Whereas before, I was in the top 10 where the race is thin and there is lots of space, I was in a group of tens and tens of riders chocking the roads for space and I had to ride the last 3 miles back to T2. I was pissed, and I sprinted like all hell to the get off my bike.
Luckily I saw my Melissa (my wife) and Tom, a friend and neighbor, on the way back in, because I was so close to giving up, and seeing them helped start putting me back in the race.
The second transition was a battle. I wanted to quit, but I forced myself to rack the bike, put on some socks (at this point, I wanted to be comfortable rather than fast), and my shoes. I was slow, but I needed that mental space to be ready.
I saw Melissa and Tom again, 2 minutes later, and this guy behind me said, "are your legs cramped?" I think he was playing some mind game. That put me back in. I remembered that I always tell my kids, "what matters is that you do your best at everything. It is easy to win without trying, and easy to feel bad if you do your best and you loose. What is important is doing your best, because that's real courage and that's what eventually will make you and the world around you happiest."
So I decided then and there to do my best.
And it was. I ran ran ran. It was a really hard trail run with lots and lots of hills, and since I was now in the middle of the pack, a lot of runners. The trails were packed. People everywhere. One runner in front of me tripped and fell and blocked the narrow trail for a long 10 seconds. There was little room to pass, and you could hardly see the giant hills ahead.
But pass I did, and over those hills I ran. For the first time in my running life, I passed people! I passed people my age too! I lost track of how many folks I passed, but it was at least 15, but perhaps more. I was only passed twice! I ran and ran and ran, and never lost sight of that guy who asked me if my legs were sore. It was only a 8minute mile run, but it was on trails, and afterwards, I realized that I could probably go even harder if I was on open trail rather than in congestion. I felt great, and I finished strong.
So my attempt at a good placing was bust.

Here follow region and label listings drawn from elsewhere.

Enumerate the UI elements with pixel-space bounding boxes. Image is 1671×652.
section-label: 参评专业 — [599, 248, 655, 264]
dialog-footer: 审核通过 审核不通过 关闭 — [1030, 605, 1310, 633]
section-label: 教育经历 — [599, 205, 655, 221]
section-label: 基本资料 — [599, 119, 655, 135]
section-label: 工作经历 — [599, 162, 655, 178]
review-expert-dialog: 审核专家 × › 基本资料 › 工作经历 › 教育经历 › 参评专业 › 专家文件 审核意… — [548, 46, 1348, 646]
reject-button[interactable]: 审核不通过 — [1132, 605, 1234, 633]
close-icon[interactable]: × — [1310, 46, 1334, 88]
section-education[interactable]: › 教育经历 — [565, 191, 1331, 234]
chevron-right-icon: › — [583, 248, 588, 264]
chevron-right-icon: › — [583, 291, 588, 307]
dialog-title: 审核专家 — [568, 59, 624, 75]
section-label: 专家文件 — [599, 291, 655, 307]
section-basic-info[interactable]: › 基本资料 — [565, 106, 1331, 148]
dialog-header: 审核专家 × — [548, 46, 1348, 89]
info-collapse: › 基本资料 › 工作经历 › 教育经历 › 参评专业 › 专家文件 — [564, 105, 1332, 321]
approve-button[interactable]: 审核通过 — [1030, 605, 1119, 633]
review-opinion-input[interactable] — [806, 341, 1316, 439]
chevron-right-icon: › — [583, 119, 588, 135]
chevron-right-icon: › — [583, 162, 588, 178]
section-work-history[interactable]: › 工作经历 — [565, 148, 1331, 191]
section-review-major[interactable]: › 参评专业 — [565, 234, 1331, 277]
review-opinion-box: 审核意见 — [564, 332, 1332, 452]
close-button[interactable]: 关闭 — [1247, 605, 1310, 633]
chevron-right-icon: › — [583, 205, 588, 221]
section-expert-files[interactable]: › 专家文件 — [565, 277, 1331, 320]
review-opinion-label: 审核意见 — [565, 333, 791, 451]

But the race was a real triumph. I defeated my greatest enemy, at least for the time being: my fear of doing my best.
That's why I race. Not to win, but to beat my fears of myself. To put it all out on the line, even when it is tough.
I'm even more excited now than ever. No more excuses, and no more missed routes. I'm off to race in two more weeks, and I want to have the courage to put it all out on the line, but next time, the whole race through.
I'm proud of my mid level finish, with the herculean effort.